I agree if they simultaneously agree that they don’t expect the post to be cited. These can’t posture themselves as academic artifacts (“Citing this work” indicates that’s the expectation) and fail to mention related work. I don’t think you should expect people to treat it as related work if you don’t cover related work yourself.
Otherwise there’s a race to the bottom and it makes sense to post daily research notes and flag plant that way. This increases pressure on researchers further.
The prior work that is covered in the document is generally less related (fine-tuning removal of safeguards, truth directions) compared to these directly relevant ones. This is an unusual citation pattern and gives the impression that the artifact is making more progress/advancing understanding than it actually is.

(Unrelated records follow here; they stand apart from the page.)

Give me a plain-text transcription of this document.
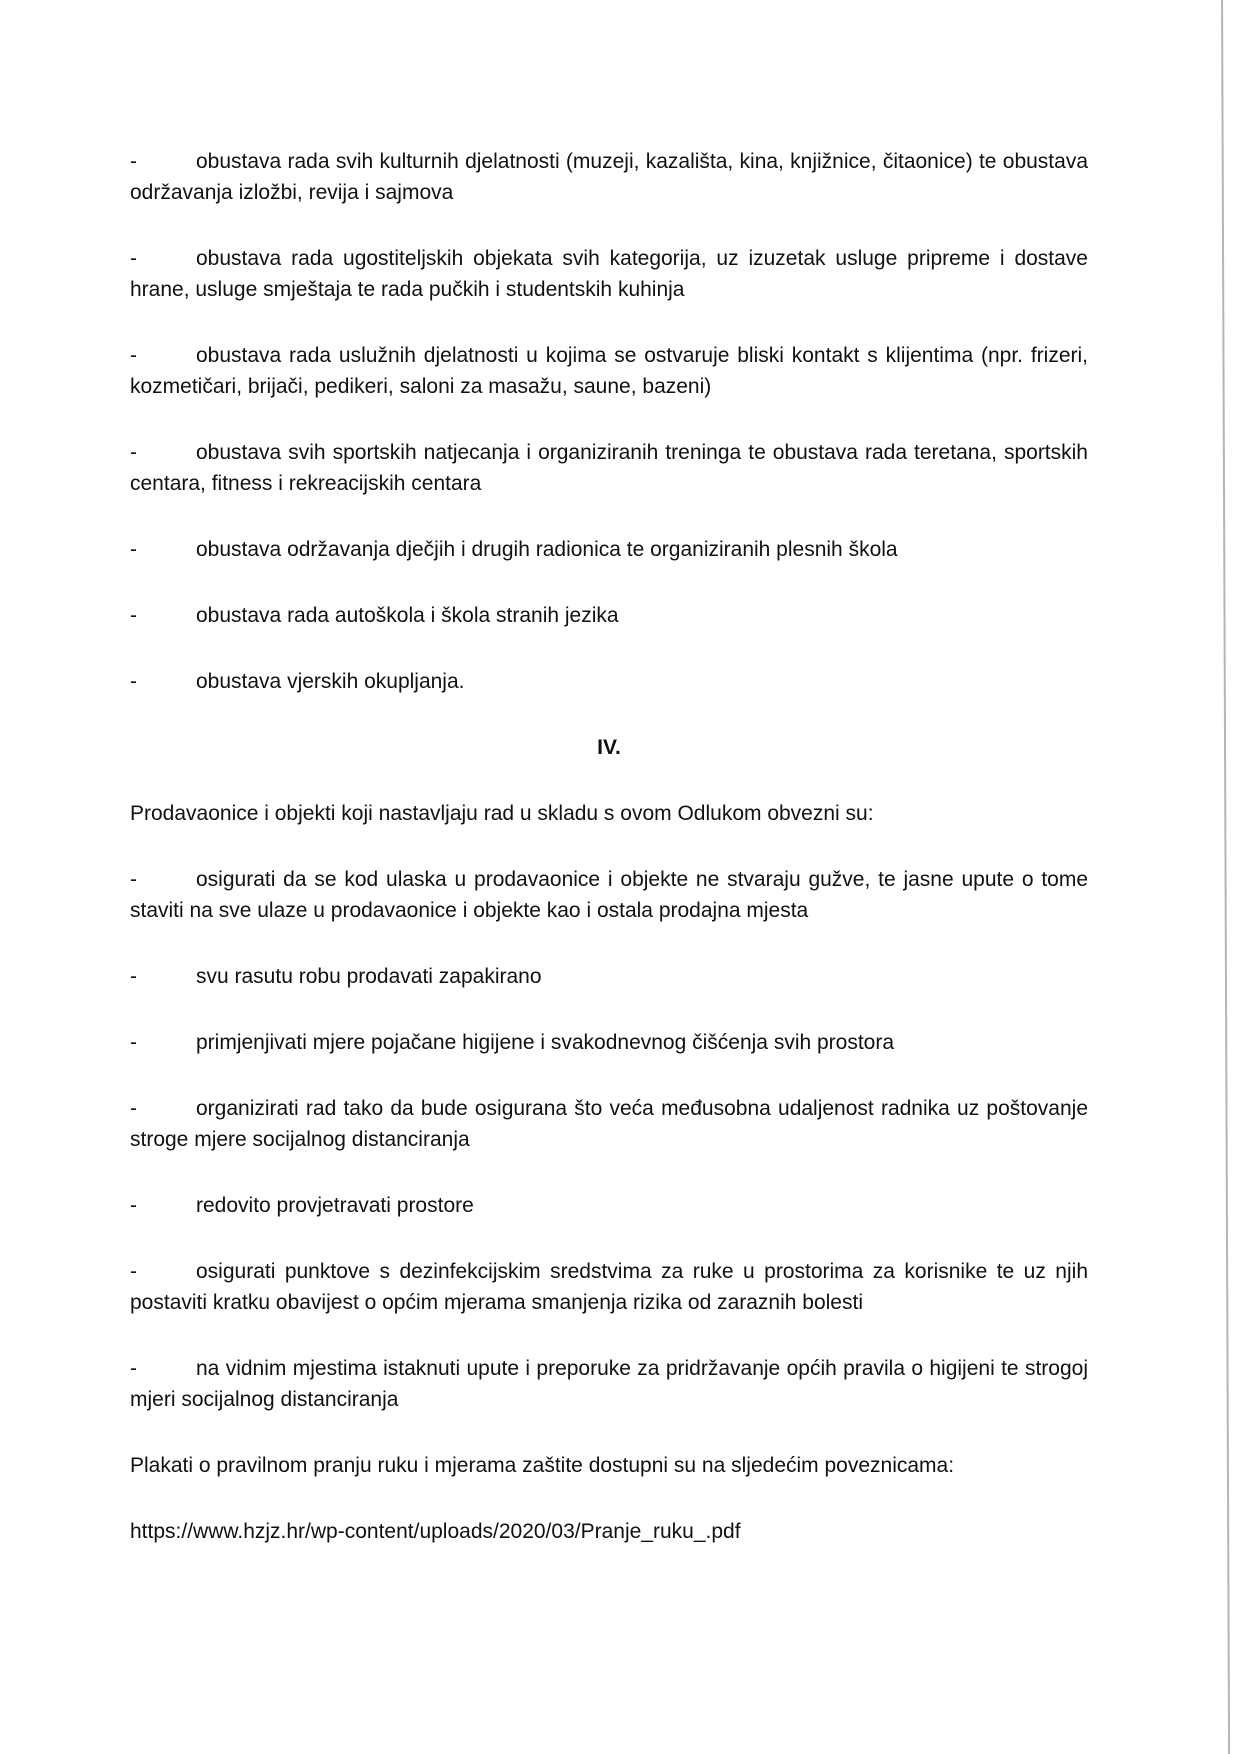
-	obustava rada svih kulturnih djelatnosti (muzeji, kazališta, kina, knjižnice, čitaonice) te obustava održavanja izložbi, revija i sajmova

-	obustava rada ugostiteljskih objekata svih kategorija, uz izuzetak usluge pripreme i dostave hrane, usluge smještaja te rada pučkih i studentskih kuhinja

-	obustava rada uslužnih djelatnosti u kojima se ostvaruje bliski kontakt s klijentima (npr. frizeri, kozmetičari, brijači, pedikeri, saloni za masažu, saune, bazeni)

-	obustava svih sportskih natjecanja i organiziranih treninga te obustava rada teretana, sportskih centara, fitness i rekreacijskih centara

-	obustava održavanja dječjih i drugih radionica te organiziranih plesnih škola

-	obustava rada autoškola i škola stranih jezika

-	obustava vjerskih okupljanja.

IV.

Prodavaonice i objekti koji nastavljaju rad u skladu s ovom Odlukom obvezni su:

-	osigurati da se kod ulaska u prodavaonice i objekte ne stvaraju gužve, te jasne upute o tome staviti na sve ulaze u prodavaonice i objekte kao i ostala prodajna mjesta

-	svu rasutu robu prodavati zapakirano

-	primjenjivati mjere pojačane higijene i svakodnevnog čišćenja svih prostora

-	organizirati rad tako da bude osigurana što veća međusobna udaljenost radnika uz poštovanje stroge mjere socijalnog distanciranja

-	redovito provjetravati prostore

-	osigurati punktove s dezinfekcijskim sredstvima za ruke u prostorima za korisnike te uz njih postaviti kratku obavijest o općim mjerama smanjenja rizika od zaraznih bolesti

-	na vidnim mjestima istaknuti upute i preporuke za pridržavanje općih pravila o higijeni te strogoj mjeri socijalnog distanciranja

Plakati o pravilnom pranju ruku i mjerama zaštite dostupni su na sljedećim poveznicama:

https://www.hzjz.hr/wp-content/uploads/2020/03/Pranje_ruku_.pdf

I’ll note pretty much every time I mention something isn’t following academic standards on LW I get ganged up on and I find it pretty weird. I’ve reviewed, organized, and can be senior area chair at ML conferences and know the standards well. Perhaps this response is consistent because it feels like an outside community imposing things on LW.

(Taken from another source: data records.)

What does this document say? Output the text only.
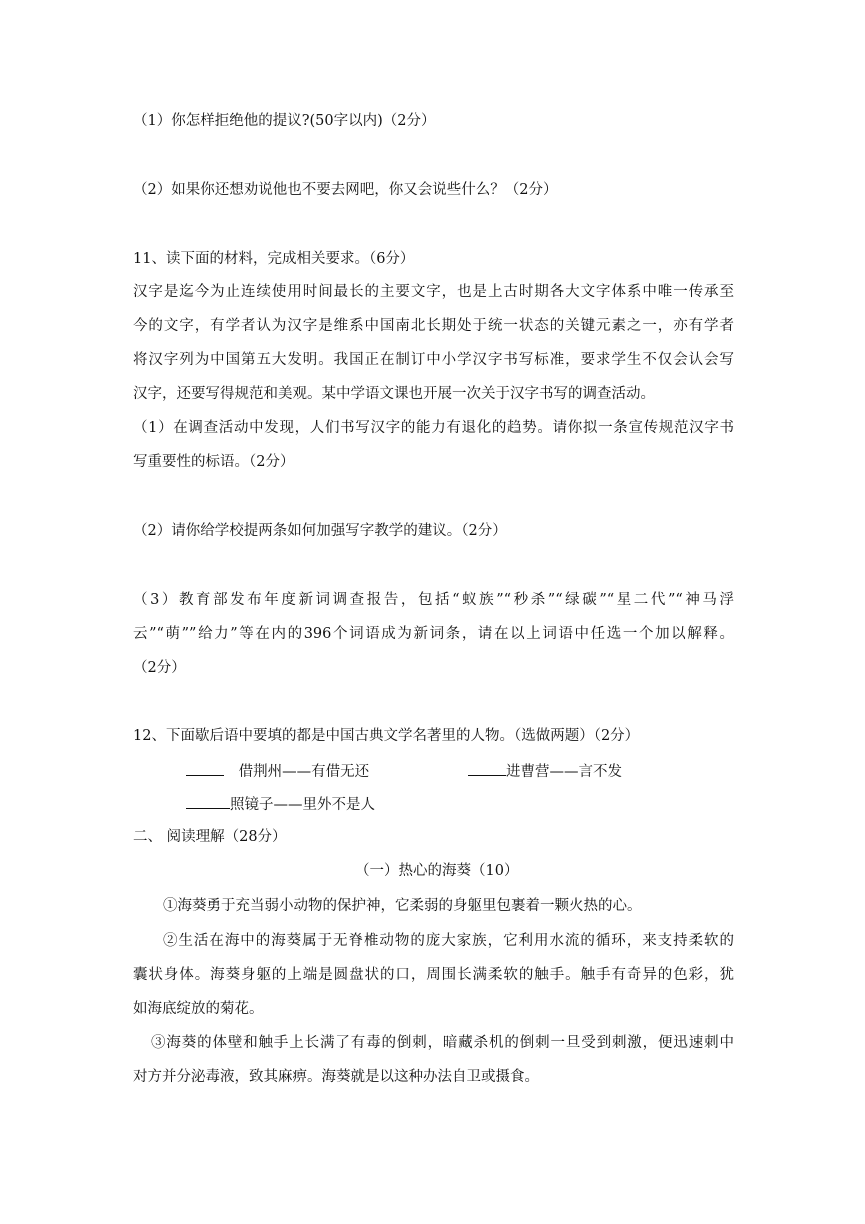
（1）你怎样拒绝他的提议?(50字以内)（2分）
（2）如果你还想劝说他也不要去网吧，你又会说些什么？（2分）
11、读下面的材料，完成相关要求。（6分）
汉字是迄今为止连续使用时间最长的主要文字，也是上古时期各大文字体系中唯一传承至
今的文字，有学者认为汉字是维系中国南北长期处于统一状态的关键元素之一，亦有学者
将汉字列为中国第五大发明。我国正在制订中小学汉字书写标准，要求学生不仅会认会写
汉字，还要写得规范和美观。某中学语文课也开展一次关于汉字书写的调查活动。
（1）在调查活动中发现，人们书写汉字的能力有退化的趋势。请你拟一条宣传规范汉字书
写重要性的标语。（2分）
（2）请你给学校提两条如何加强写字教学的建议。（2分）
（3）教育部发布年度新词调查报告，包括“蚁族”“秒杀”“绿碳”“星二代”“神马浮
云”“萌””给力”等在内的396个词语成为新词条，请在以上词语中任选一个加以解释。
（2分）
12、下面歇后语中要填的都是中国古典文学名著里的人物。（选做两题）（2分）
借荆州——有借无还	进曹营——言不发
照镜子——里外不是人
二、 阅读理解（28分）
（一）热心的海葵（10）
①海葵勇于充当弱小动物的保护神，它柔弱的身躯里包裹着一颗火热的心。
②生活在海中的海葵属于无脊椎动物的庞大家族，它利用水流的循环，来支持柔软的
囊状身体。海葵身躯的上端是圆盘状的口，周围长满柔软的触手。触手有奇异的色彩，犹
如海底绽放的菊花。
③海葵的体壁和触手上长满了有毒的倒刺，暗藏杀机的倒刺一旦受到刺激，便迅速刺中
对方并分泌毒液，致其麻痹。海葵就是以这种办法自卫或摄食。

This is inaccurate, and I suggest reading our paper: https://arxiv.org/abs/2310.01405
In our paper and notebook we show the models are coherent.
We did investigate projection too (we use it for concept removal in the RepE paper) but didn’t find a substantial benefit for jailbreaking.
We use harmful/harmless instructions.
In the RepE paper we target multiple layers as well.
The paper used Vicuna, the notebook used Llama 2. Throughout the paper we showed the general approach worked on many different models.
We do weight editing in the RepE paper (that’s why it’s called RepE instead of ActE).
I looked at the paper again and couldn’t find anywhere where you do the type of weight-editing this post describes (extracting a representation and then changing the weights without optimization such that they cannot write to that direction).
The LoRRA approach mentioned in RepE finetunes the model to change representations which is different.
I agree you investigate a bunch of the stuff I mentioned generally somewhere in the paper, but did you do this for refusal-removal in particular? I spent some time on this problem before and noticed that full refusal ablation is hard unless you get the technique/vector right, even though it’s easy to reduce refusal or add in a bunch of extra refusal. That’s why investigating all the technique parameters in the context of refusal in particular is valuable.